La Entrada Triunfal

La Entrada Triunfal en Jerusalén

(Domingo)

Texto Extraído de la palabra de Dios en San Mateo 21:1-11 y  del Libro El Deseado de todas las Gentes

Jesús se iba acercando a Jerusalén para pasar allí la fiesta de la pascua. Iba rodeado de las multitudes que subían también para celebrar en la capital esta gran fiesta anual.

Por orden suya dos de sus discípulos trajeron un pollino de asna para que montado en él entrara en Jerusalén. Pusieron sus mantos encima del pollino y colocaron a su Maestro sobre él.

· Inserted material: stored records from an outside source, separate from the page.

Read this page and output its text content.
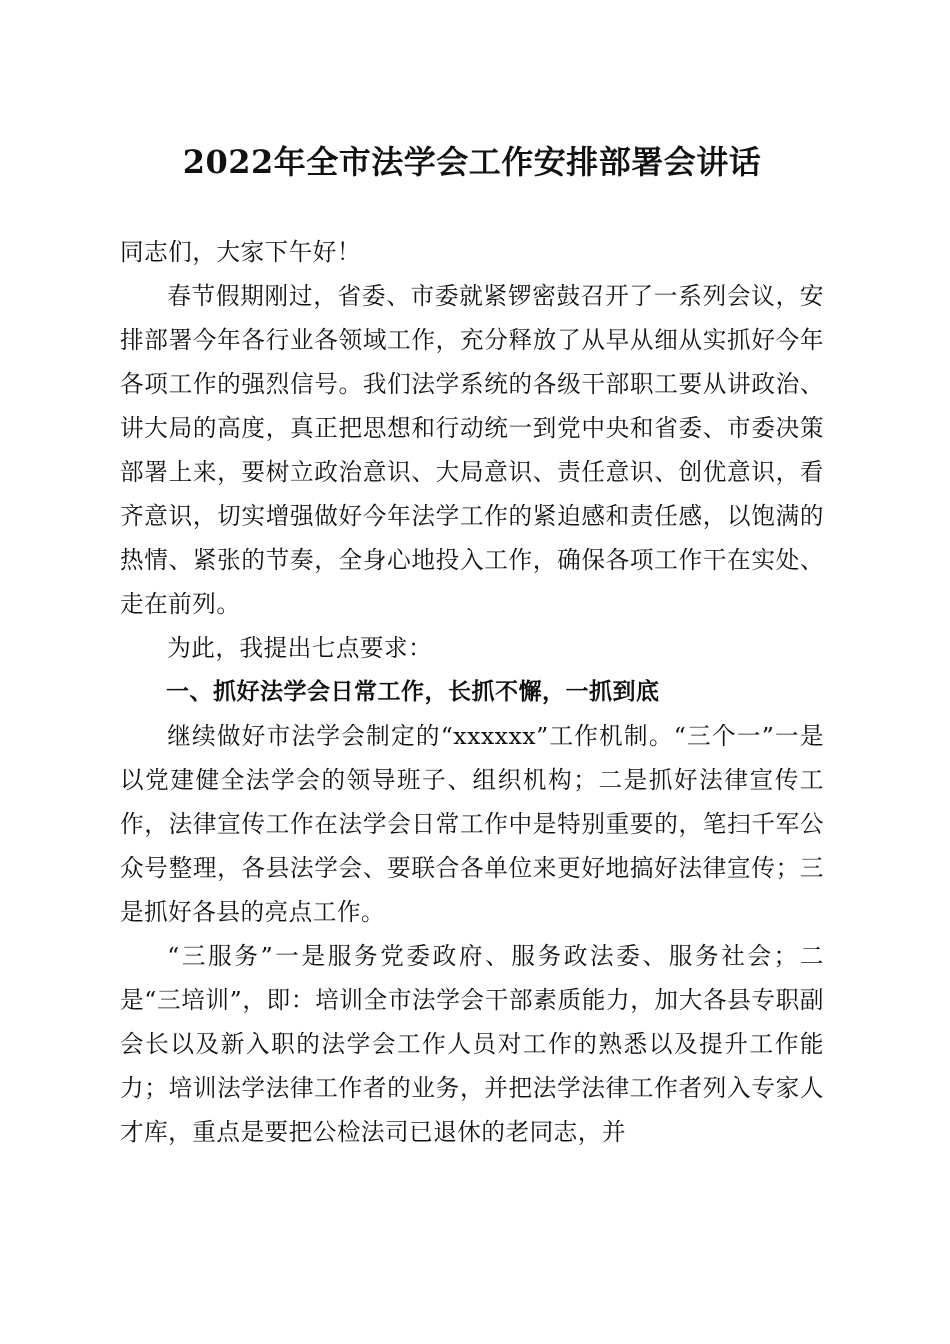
2022年全市法学会工作安排部署会讲话

同志们，大家下午好！

春节假期刚过，省委、市委就紧锣密鼓召开了一系列会议，安排部署今年各行业各领域工作，充分释放了从早从细从实抓好今年各项工作的强烈信号。我们法学系统的各级干部职工要从讲政治、讲大局的高度，真正把思想和行动统一到党中央和省委、市委决策部署上来，要树立政治意识、大局意识、责任意识、创优意识，看齐意识，切实增强做好今年法学工作的紧迫感和责任感，以饱满的热情、紧张的节奏，全身心地投入工作，确保各项工作干在实处、走在前列。

为此，我提出七点要求：

一、抓好法学会日常工作，长抓不懈，一抓到底

继续做好市法学会制定的“xxxxxx”工作机制。“三个一”一是以党建健全法学会的领导班子、组织机构；二是抓好法律宣传工作，法律宣传工作在法学会日常工作中是特别重要的，笔扫千军公众号整理，各县法学会、要联合各单位来更好地搞好法律宣传；三是抓好各县的亮点工作。

“三服务”一是服务党委政府、服务政法委、服务社会；二是“三培训”，即：培训全市法学会干部素质能力，加大各县专职副会长以及新入职的法学会工作人员对工作的熟悉以及提升工作能力；培训法学法律工作者的业务，并把法学法律工作者列入专家人才库，重点是要把公检法司已退休的老同志，并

Cuando la multitud le vió sentado así, prorrumpió en gritos de triunfo que llenaban el aire. Le aclamaron como al Mesías, su Rey. Hacía más de quinientos años que el profeta había predicho este acontecimiento, con las palabras siguientes:

“¡Regocíjate en gran manera, oh hija de Sión! …he aquí que viene a ti tu rey…humilde, y cabalgando sobre un asno, es decir, sobre un pollino, hijo de asna.” Zacarías 9:9.

La multitud crecía rápidamente y todos se sentían conmovidos y alegres. No podían ofrecerle valiosos dones, pero tendieron sus mantos como alfombra en su camino.

Arrancaron hermosas ramas de olivos y palmeras y las esparcieron ante su paso. Se les figuraba que estaban escoltando a Jesús para que tomara posesión del trono de David en Jerusalén.

Nunca antes había permitido el Salvador que sus adherentes le tributasen honores como a un rey. Pero en aquella ocasión quería manifestarse al mundo de una manera especial, como su Redentor.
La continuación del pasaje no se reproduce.